Toondah koalas endangered by Walker Group’s proposed apartments project

Tyler koala with GPS tracking gear in December 2016 – Photo: Chris Walker

Claims that the proposed Toondah Harbour development will not have a significant impact on koalas living in and around the precinct are fanciful thinking.

Walker Group’s idea of providing a fauna underpass to remove the threat from increased traffic is flawed as it won’t be effective in such a built-up urban environment, considering extensive fauna exclusion fencing without breaks would be required to funnel koalas to the underpass. 

Image from Figure 15-12: Koala Underpass Concept Design in Draft EIS Toondah Harbour

This type of mitigation measure is generally only used in areas that do not contain high density residential area and is not suitable for a heavy pedestrian traffic area. 

As for planting 1,000 trees, these won’t be any use to koalas for at least ten years which Koala Action Group (KAG) suggests will be too late for this population of koalas.

More koala tree planting near Toondah Harbour should happen anyway. KAG (with the support of Redland City Council) has been doing tree planting in the Redlands for more than three decades.

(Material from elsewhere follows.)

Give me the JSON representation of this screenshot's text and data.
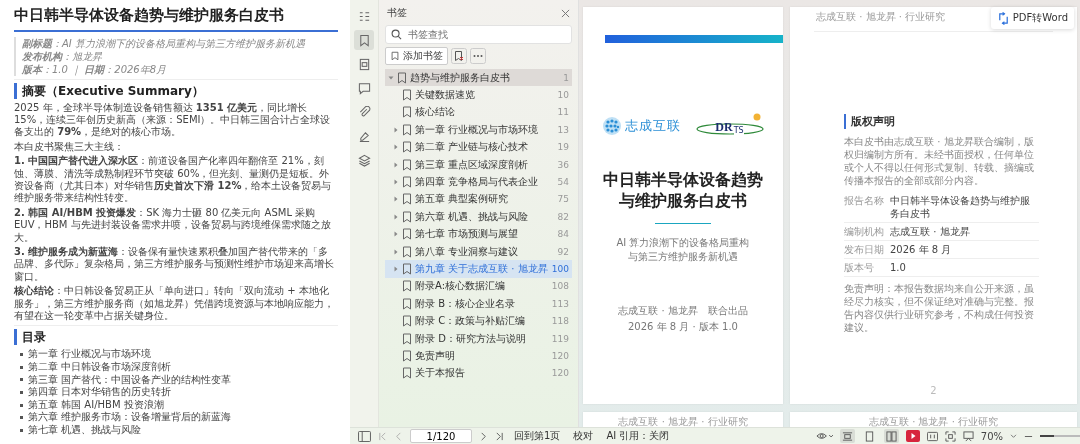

Tracking the Toondah koalas

KAG in partnership with an ecology group undertook a GPS koala tracking project and learned how koalas living in the Toondah area move across the landscape, their habitat usage and breeding and health status. 

After a period of 12 months tracking several Toondah koalas, we found that the population were breeding, mostly healthy and densities of koalas in the Toondah precinct higher than elsewhere in the Redlands. 

This research also showed koalas regularly cross four roads within and near the Toondah precinct as they move along the north-south coastal corridor and east-west creek corridor. 

KAG firmly believes these koalas will not cope with the substantial increase in traffic during the 20 year construction phase and the several thousands of additional residents that would live in this confined area if Walker Group’s proposal was allowed. 

Put simply, the Toondah koalas cannot possibly survive the monstrous scale of the proposed development.

Federal Government approval of the Toondah apartments project would be a death sentence for the Toondah koalas.

Debbie Pointing
President
Koala Action Group

Redlands2030 – 27 October 2022

0 thoughts on “Toondah koalas endangered by Walker Group’s proposed apartments project”

  1. You may say that the conclusions of the Koala Action Group (KAG) at Toondah Harbour are biased in favour of koala conservation because that is their concern. I am not a member of the KAG yet I can confirm that a dramatic increase in traffic will result in more koala deaths and ultimately in the complete loss of koalas from this area. The Walker Corporation admits that such a commercial development would require at least 50 truck-loads of fill per day, 6 days per week for the next 15-20 years. Talk of planting eucalypt saplings is just that – talk. A eucalypt sapling takes at least 15 years to grow enough to be able to support a single koala. If we are serious about wildlife conservation then we need to listen to the experts.